By the shores of the Galilean lake after His resurrection, He talked to Peter, and the last thing He said to him in the wonderful process of restoration from wandering to service, was this, "When thou wast young thou girdedst thyself, and walkedst whither thou wouldest; but when thou shalt be old, thou shalt stretch forth thy hands, and another shall gird thee, and carry thee whither thou wouldest not.... Follow Me." John adds in parenthesis, "This He spake, signifying by what manner of death he should glorify God." Yes, but He also spoke of the principle upon which Peter should live and serve. In that word of Jesus there is the most remarkable unveiling of the meaning of taking up the cross. "When thou wast young, thou girdedst thyself, and walkedst whither thou wouldest." So long as I am doing that, I cannot help Him to build and to fight. Soul of mine, art thou girding thyself and walking whither thou wouldest; is the underlying reason even of thy preaching the pleasing of thyself? Then thy preaching never helps Him to build or to fight. You may be very popular with your friends, but you cannot help Christ to build. But, when you stretch out your hands and let Him gird you, and let Him command you; when you will take that life of yours with all its powers and possibilities, and all its resources, and sincerely hand it over to Him; when you will take up your cross; then you will help Him to build, and you will help Him to fight; your blow will tell on the strongholds of evil, and the influence of your life will hasten the coming of the day of God.
"Blessed is he that shall eat bread in the Kingdom of God." We all come as far as that. I think the whole audience comes as far as that. I do not believe there is a man or woman or child in this house who has seen anything of the vision of the Kingdom of God as revealed in Jesus, but would say, blessed is the man who lives there. Jesus saw the great multitudes; He sees them now; He holds us for the moment; let Him speak. Oh, that I could be silent and be hidden, and Christ only heard and seen! The pierced hands seem to me to be sifting amongst us tonight, beginning here in the pulpit. He is after men and women who will help Him to fight. Am I prepared? If any man will come after Me toward that Kingdom, he must come My way. If any man will help Me in the building and the battle, he must take up his own cross. That is the Sacramentum. Are we prepared to take the oath of allegiance? Presently, many of us will gather about the table which we call the sacrament; and in that sense it is well so named.

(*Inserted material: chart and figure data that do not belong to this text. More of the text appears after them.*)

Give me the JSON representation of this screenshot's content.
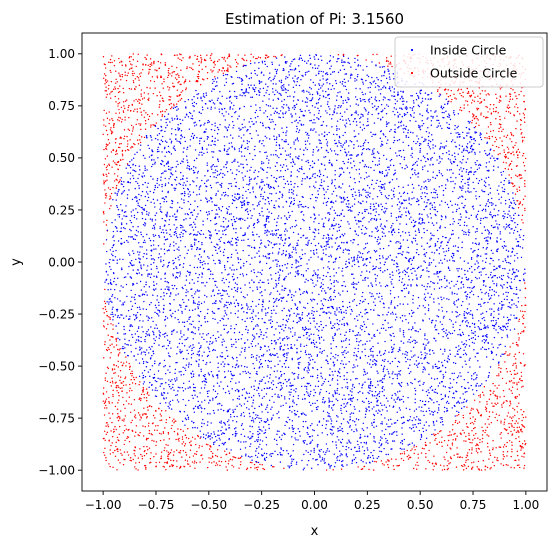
{
  "chart_data": {
    "type": "scatter",
    "title": "Estimation of Pi: 3.1560",
    "xlabel": "x",
    "ylabel": "y",
    "xlim": [
      -1.1,
      1.1
    ],
    "ylim": [
      -1.1,
      1.1
    ],
    "grid": false,
    "legend_position": "top-right",
    "x_ticks": [
      -1.0,
      -0.75,
      -0.5,
      -0.25,
      0.0,
      0.25,
      0.5,
      0.75,
      1.0
    ],
    "x_tick_labels": [
      "−1.00",
      "−0.75",
      "−0.50",
      "−0.25",
      "0.00",
      "0.25",
      "0.50",
      "0.75",
      "1.00"
    ],
    "y_ticks": [
      -1.0,
      -0.75,
      -0.5,
      -0.25,
      0.0,
      0.25,
      0.5,
      0.75,
      1.0
    ],
    "y_tick_labels": [
      "−1.00",
      "−0.75",
      "−0.50",
      "−0.25",
      "0.00",
      "0.25",
      "0.50",
      "0.75",
      "1.00"
    ],
    "series": [
      {
        "name": "Inside Circle",
        "color": "#0000ff",
        "condition": "x^2 + y^2 <= 1",
        "x": [
          0.12,
          -0.34,
          0.56,
          -0.71,
          0.05,
          0.43,
          -0.18,
          0.67,
          -0.52,
          0.29,
          -0.09,
          0.81,
          -0.63,
          0.37,
          -0.27,
          0.14,
          0.58,
          -0.44,
          0.02,
          -0.85
        ],
        "y": [
          0.45,
          -0.22,
          0.31,
          0.12,
          -0.67,
          0.74,
          0.59,
          -0.41,
          -0.55,
          -0.08,
          0.93,
          0.27,
          0.61,
          -0.86,
          -0.13,
          0.22,
          0.68,
          0.36,
          -0.33,
          -0.18
        ]
      },
      {
        "name": "Outside Circle",
        "color": "#ff0000",
        "condition": "x^2 + y^2 > 1",
        "x": [
          0.92,
          -0.95,
          0.88,
          -0.87,
          0.97,
          -0.76,
          0.79,
          -0.91,
          0.99,
          -0.98,
          0.73,
          -0.82
        ],
        "y": [
          0.91,
          0.83,
          -0.89,
          -0.94,
          0.42,
          0.96,
          0.77,
          -0.62,
          -0.27,
          0.15,
          -0.85,
          0.72
        ]
      }
    ],
    "total_points": 10000
  }
}
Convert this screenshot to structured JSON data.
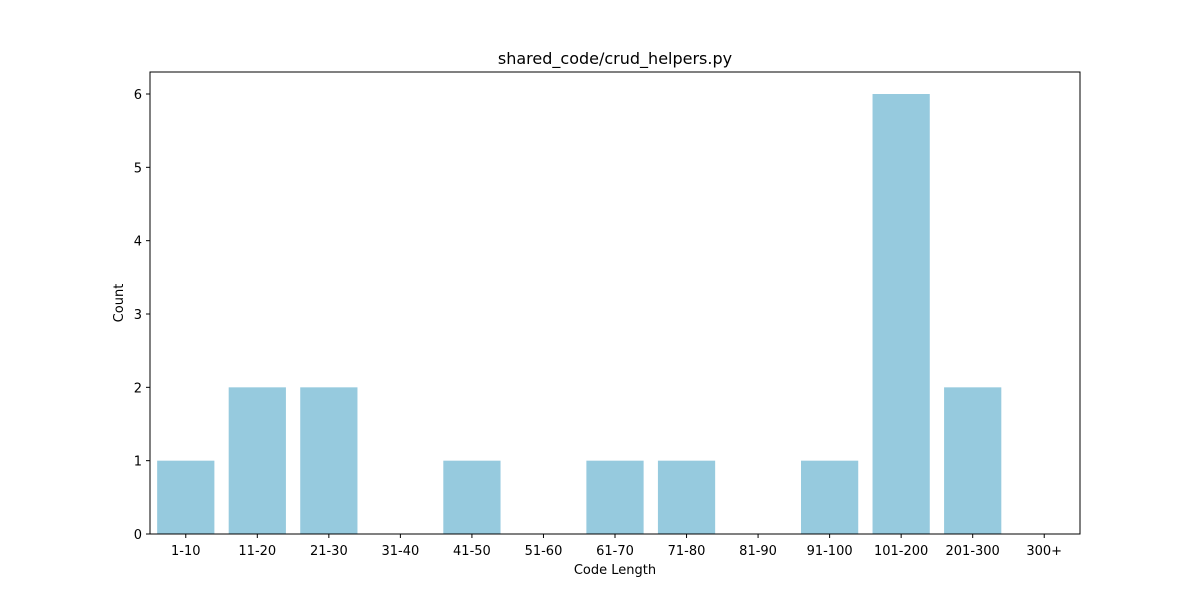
{
  "chart_data": {
    "type": "bar",
    "title": "shared_code/crud_helpers.py",
    "xlabel": "Code Length",
    "ylabel": "Count",
    "categories": [
      "1-10",
      "11-20",
      "21-30",
      "31-40",
      "41-50",
      "51-60",
      "61-70",
      "71-80",
      "81-90",
      "91-100",
      "101-200",
      "201-300",
      "300+"
    ],
    "values": [
      1,
      2,
      2,
      0,
      1,
      0,
      1,
      1,
      0,
      1,
      6,
      2,
      0
    ],
    "ylim": [
      0,
      6.3
    ],
    "yticks": [
      "0",
      "1",
      "2",
      "3",
      "4",
      "5",
      "6"
    ],
    "bar_color": "#96cade",
    "grid": false,
    "legend": "none"
  }
}
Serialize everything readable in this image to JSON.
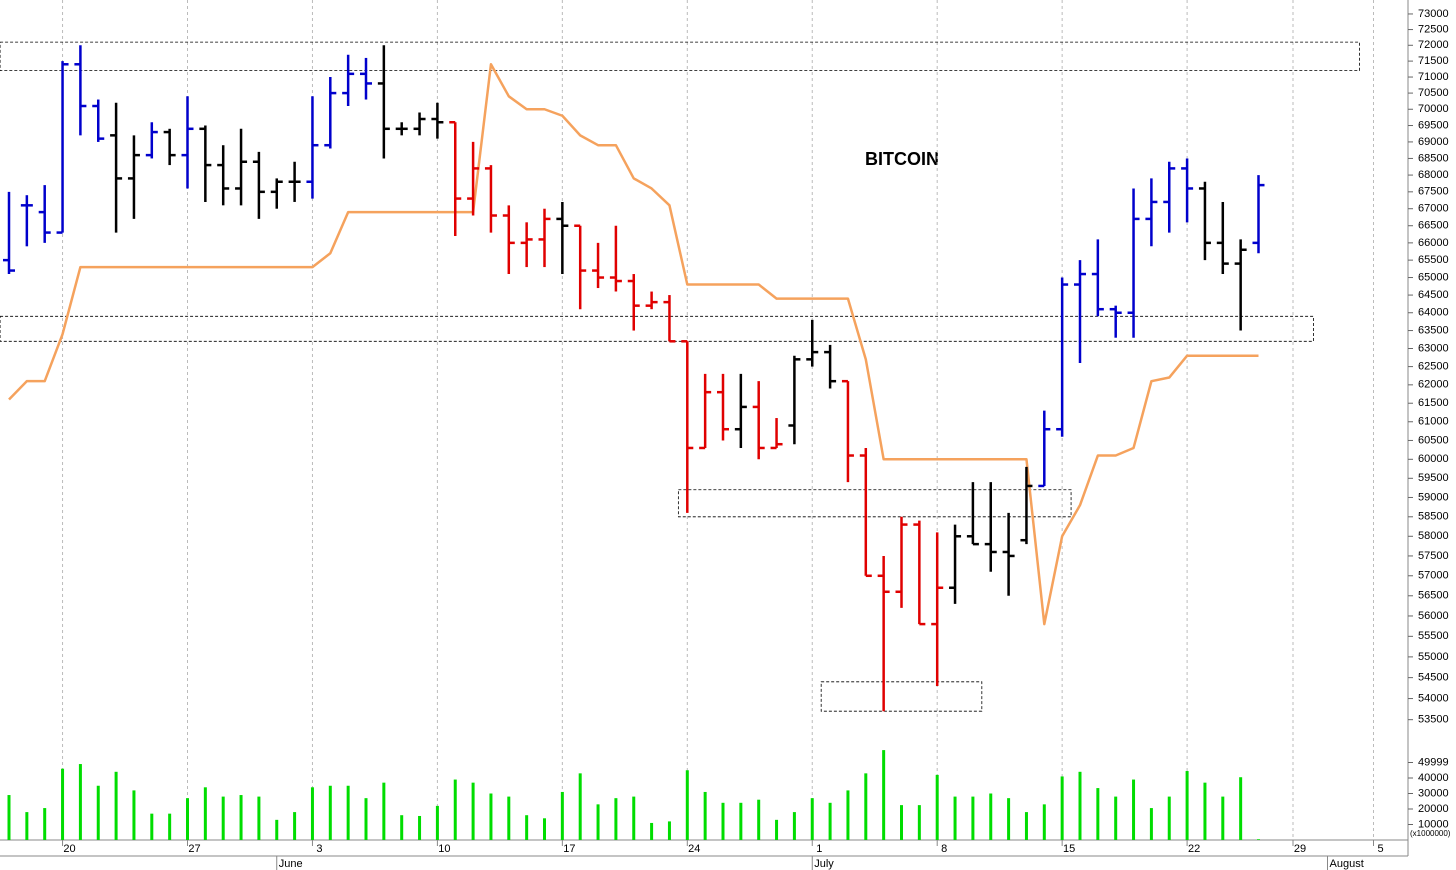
{
  "chart_data": {
    "type": "ohlc",
    "title": "BITCOIN",
    "categories": [
      null,
      null,
      null,
      "20",
      null,
      null,
      null,
      null,
      null,
      null,
      "27",
      null,
      null,
      null,
      null,
      null,
      null,
      "3",
      null,
      null,
      null,
      null,
      null,
      null,
      "10",
      null,
      null,
      null,
      null,
      null,
      null,
      "17",
      null,
      null,
      null,
      null,
      null,
      null,
      "24",
      null,
      null,
      null,
      null,
      null,
      null,
      "1",
      null,
      null,
      null,
      null,
      null,
      null,
      "8",
      null,
      null,
      null,
      null,
      null,
      null,
      "15",
      null,
      null,
      null,
      null,
      null,
      null,
      "22",
      null,
      null,
      null,
      null,
      null,
      null,
      "29",
      null,
      null,
      null,
      null,
      null,
      null,
      "5"
    ],
    "month_ticks": [
      {
        "value": 15,
        "label": "June"
      },
      {
        "value": 45,
        "label": "July"
      },
      {
        "value": 76,
        "label": "August"
      }
    ],
    "open": [
      65500,
      67100,
      66900,
      66300,
      71400,
      70100,
      69200,
      67900,
      68600,
      69300,
      68600,
      69400,
      68300,
      67600,
      68400,
      67500,
      67800,
      67800,
      68900,
      70500,
      71100,
      70800,
      69400,
      69400,
      69700,
      69600,
      67300,
      68200,
      66800,
      66000,
      66100,
      66700,
      66500,
      65200,
      65000,
      64900,
      64200,
      64300,
      63200,
      60300,
      61800,
      60800,
      61400,
      60300,
      60900,
      62700,
      62900,
      62100,
      60100,
      57000,
      56600,
      58300,
      55800,
      56700,
      58000,
      57800,
      57600,
      57900,
      59300,
      60800,
      64800,
      65100,
      64100,
      64000,
      66700,
      67200,
      68200,
      67600,
      66000,
      65400,
      66000,
      null,
      null,
      null,
      null,
      null,
      null,
      null,
      null,
      null,
      null
    ],
    "high": [
      67500,
      67400,
      67700,
      71500,
      72000,
      70300,
      70200,
      69200,
      69600,
      69400,
      70400,
      69500,
      68900,
      69400,
      68700,
      67900,
      68400,
      70400,
      71000,
      71700,
      71600,
      72000,
      69600,
      69900,
      70200,
      69600,
      69000,
      68300,
      67100,
      66600,
      67000,
      67200,
      66500,
      66000,
      66500,
      65100,
      64600,
      64500,
      63200,
      62300,
      62300,
      62300,
      62100,
      61100,
      62800,
      63800,
      63100,
      62100,
      60300,
      57500,
      58500,
      58400,
      58100,
      58300,
      59400,
      59400,
      58600,
      59800,
      61300,
      65000,
      65500,
      66100,
      64200,
      67600,
      67900,
      68400,
      68500,
      67800,
      67200,
      66100,
      68000,
      null,
      null,
      null,
      null,
      null,
      null,
      null,
      null,
      null,
      null
    ],
    "low": [
      65100,
      65900,
      66000,
      66300,
      69200,
      69000,
      66300,
      66700,
      68500,
      68300,
      67600,
      67200,
      67100,
      67100,
      66700,
      67000,
      67200,
      67300,
      68800,
      70100,
      70300,
      68500,
      69200,
      69200,
      69100,
      66200,
      66800,
      66300,
      65100,
      65300,
      65300,
      65100,
      64100,
      64700,
      64600,
      63500,
      64100,
      63200,
      58600,
      60300,
      60500,
      60300,
      60000,
      60300,
      60400,
      62500,
      61900,
      59400,
      57000,
      53700,
      56200,
      55800,
      54300,
      56300,
      57800,
      57100,
      56500,
      57800,
      59300,
      60600,
      62600,
      63900,
      63300,
      63300,
      65900,
      66300,
      66600,
      65500,
      65100,
      63500,
      65700,
      null,
      null,
      null,
      null,
      null,
      null,
      null,
      null,
      null,
      null
    ],
    "close": [
      65200,
      67100,
      66300,
      71400,
      70100,
      69100,
      67900,
      68600,
      69300,
      68600,
      69400,
      68300,
      67600,
      68400,
      67500,
      67800,
      67800,
      68900,
      70500,
      71100,
      70800,
      69400,
      69400,
      69700,
      69600,
      67300,
      68200,
      66800,
      66000,
      66100,
      66700,
      66500,
      65200,
      65000,
      64900,
      64200,
      64300,
      63200,
      60300,
      61800,
      60800,
      61400,
      60300,
      60400,
      62700,
      62900,
      62100,
      60100,
      57000,
      56600,
      58300,
      55800,
      56700,
      58000,
      57800,
      57600,
      57500,
      59300,
      60800,
      64800,
      65100,
      64100,
      64000,
      66700,
      67200,
      68200,
      67600,
      66000,
      65400,
      65800,
      67700,
      null,
      null,
      null,
      null,
      null,
      null,
      null,
      null,
      null,
      null
    ],
    "bar_colors": [
      "#0000cc",
      "#0000cc",
      "#0000cc",
      "#0000cc",
      "#0000cc",
      "#0000cc",
      "#000000",
      "#000000",
      "#0000cc",
      "#000000",
      "#0000cc",
      "#000000",
      "#000000",
      "#000000",
      "#000000",
      "#000000",
      "#000000",
      "#0000cc",
      "#0000cc",
      "#0000cc",
      "#0000cc",
      "#000000",
      "#000000",
      "#000000",
      "#000000",
      "#e00000",
      "#e00000",
      "#e00000",
      "#e00000",
      "#e00000",
      "#e00000",
      "#000000",
      "#e00000",
      "#e00000",
      "#e00000",
      "#e00000",
      "#e00000",
      "#e00000",
      "#e00000",
      "#e00000",
      "#e00000",
      "#000000",
      "#e00000",
      "#e00000",
      "#000000",
      "#000000",
      "#000000",
      "#e00000",
      "#e00000",
      "#e00000",
      "#e00000",
      "#e00000",
      "#e00000",
      "#000000",
      "#000000",
      "#000000",
      "#000000",
      "#000000",
      "#0000cc",
      "#0000cc",
      "#0000cc",
      "#0000cc",
      "#0000cc",
      "#0000cc",
      "#0000cc",
      "#0000cc",
      "#0000cc",
      "#000000",
      "#000000",
      "#000000",
      "#0000cc",
      null,
      null,
      null,
      null,
      null,
      null,
      null,
      null,
      null,
      null
    ],
    "stop": {
      "color": "#f5a25d",
      "values": [
        61600,
        62100,
        62100,
        63400,
        65300,
        65300,
        65300,
        65300,
        65300,
        65300,
        65300,
        65300,
        65300,
        65300,
        65300,
        65300,
        65300,
        65300,
        65700,
        66900,
        66900,
        66900,
        66900,
        66900,
        66900,
        66900,
        66900,
        71400,
        70400,
        70000,
        70000,
        69800,
        69200,
        68900,
        68900,
        67900,
        67600,
        67100,
        64800,
        64800,
        64800,
        64800,
        64800,
        64400,
        64400,
        64400,
        64400,
        64400,
        62700,
        60000,
        60000,
        60000,
        60000,
        60000,
        60000,
        60000,
        60000,
        60000,
        55800,
        58000,
        58800,
        60100,
        60100,
        60300,
        62100,
        62200,
        62800,
        62800,
        62800,
        62800,
        62800,
        null,
        null,
        null,
        null,
        null,
        null,
        null,
        null,
        null,
        null
      ]
    },
    "volume": {
      "color": "#00dd00",
      "label": "(x1000000)",
      "ylim": [
        0,
        60000
      ],
      "yticks": [
        10000,
        20000,
        30000,
        40000,
        49999
      ],
      "values": [
        29000,
        18000,
        20600,
        46000,
        49000,
        35000,
        44000,
        32000,
        17000,
        17000,
        27000,
        34000,
        28000,
        29000,
        28000,
        13000,
        18000,
        34000,
        35000,
        35000,
        27000,
        37000,
        16000,
        15500,
        22000,
        39000,
        37000,
        30000,
        28000,
        16000,
        14000,
        31000,
        43000,
        23000,
        27000,
        28000,
        11000,
        12000,
        45000,
        31000,
        24000,
        24000,
        26000,
        13000,
        18000,
        27000,
        24000,
        32000,
        43000,
        58000,
        22500,
        22500,
        42000,
        28000,
        28000,
        30000,
        27000,
        18000,
        23000,
        41000,
        44000,
        33500,
        28000,
        39000,
        20600,
        28000,
        44500,
        37000,
        28000,
        40500,
        500,
        null,
        null,
        null,
        null,
        null,
        null,
        null,
        null,
        null,
        null
      ]
    },
    "zones": [
      {
        "range": [
          71200,
          72100
        ],
        "from": 0,
        "to": 78
      },
      {
        "range": [
          63200,
          63900
        ],
        "from": 0,
        "to": 74
      },
      {
        "range": [
          58500,
          59200
        ],
        "from": 38,
        "to": 59
      },
      {
        "range": [
          53700,
          54400
        ],
        "from": 46,
        "to": 54
      }
    ],
    "ylim": [
      53000,
      73450
    ],
    "log": true,
    "grid": true,
    "yticks": [
      53500,
      54000,
      54500,
      55000,
      55500,
      56000,
      56500,
      57000,
      57500,
      58000,
      58500,
      59000,
      59500,
      60000,
      60500,
      61000,
      61500,
      62000,
      62500,
      63000,
      63500,
      64000,
      64500,
      65000,
      65500,
      66000,
      66500,
      67000,
      67500,
      68000,
      68500,
      69000,
      69500,
      70000,
      70500,
      71000,
      71500,
      72000,
      72500,
      73000
    ]
  }
}
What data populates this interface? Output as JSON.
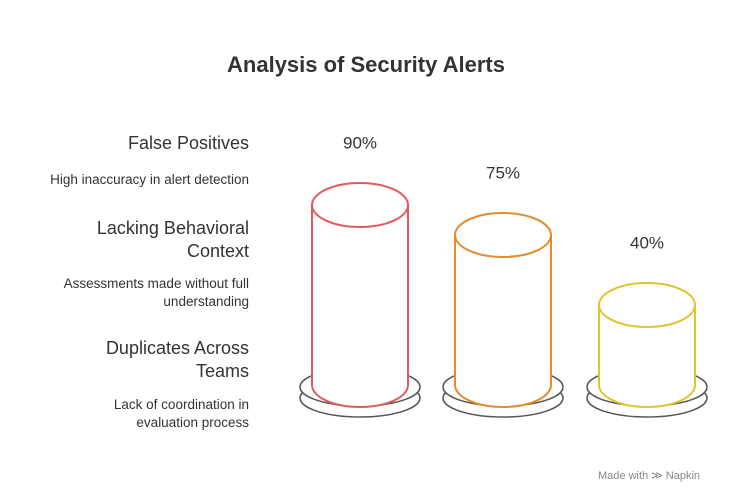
{
  "chart_data": {
    "type": "cylinder",
    "title": "Analysis of Security Alerts",
    "categories": [
      "False Positives",
      "Lacking Behavioral Context",
      "Duplicates Across Teams"
    ],
    "descriptions": [
      "High inaccuracy in alert detection",
      "Assessments made without full understanding",
      "Lack of coordination in evaluation process"
    ],
    "values": [
      90,
      75,
      40
    ],
    "value_labels": [
      "90%",
      "75%",
      "40%"
    ],
    "colors": [
      "#e25b5b",
      "#e38b2d",
      "#ddc52b"
    ]
  },
  "footer": {
    "made_with": "Made with",
    "brand": "Napkin"
  }
}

Any man who sits at that table and takes that bread and fruit of the vine, who does not at the same time deny himself and realize his responsibility to the world and to Christ, is a traitor as he partakes. "This is My body broken, My blood shed, for you." Let a man examine himself, and eat. This is the sacramentum and the symbol of it. Not that the taking of the bread and wine is sufficient; but it is the outward and visible sign of the inward and invisible attitude. There may be men and women here who have never yet enlisted under the banner of Christ, who have never yet begun to follow Him even for their own soul's salvation; let such begin to follow Him tonight for His sake, for the sake of the world, for the sake of His battle and His building; and if you will do so, I invite you to this table. Tonight there is no after-meeting, no inquiry room where we can speak together; none is necessary. Sit at this table, as one who says, "Tonight I will take up my cross and follow Him." By such act you take the oath of allegiance. God grant that the King may tonight find some men and women for His building and His battle.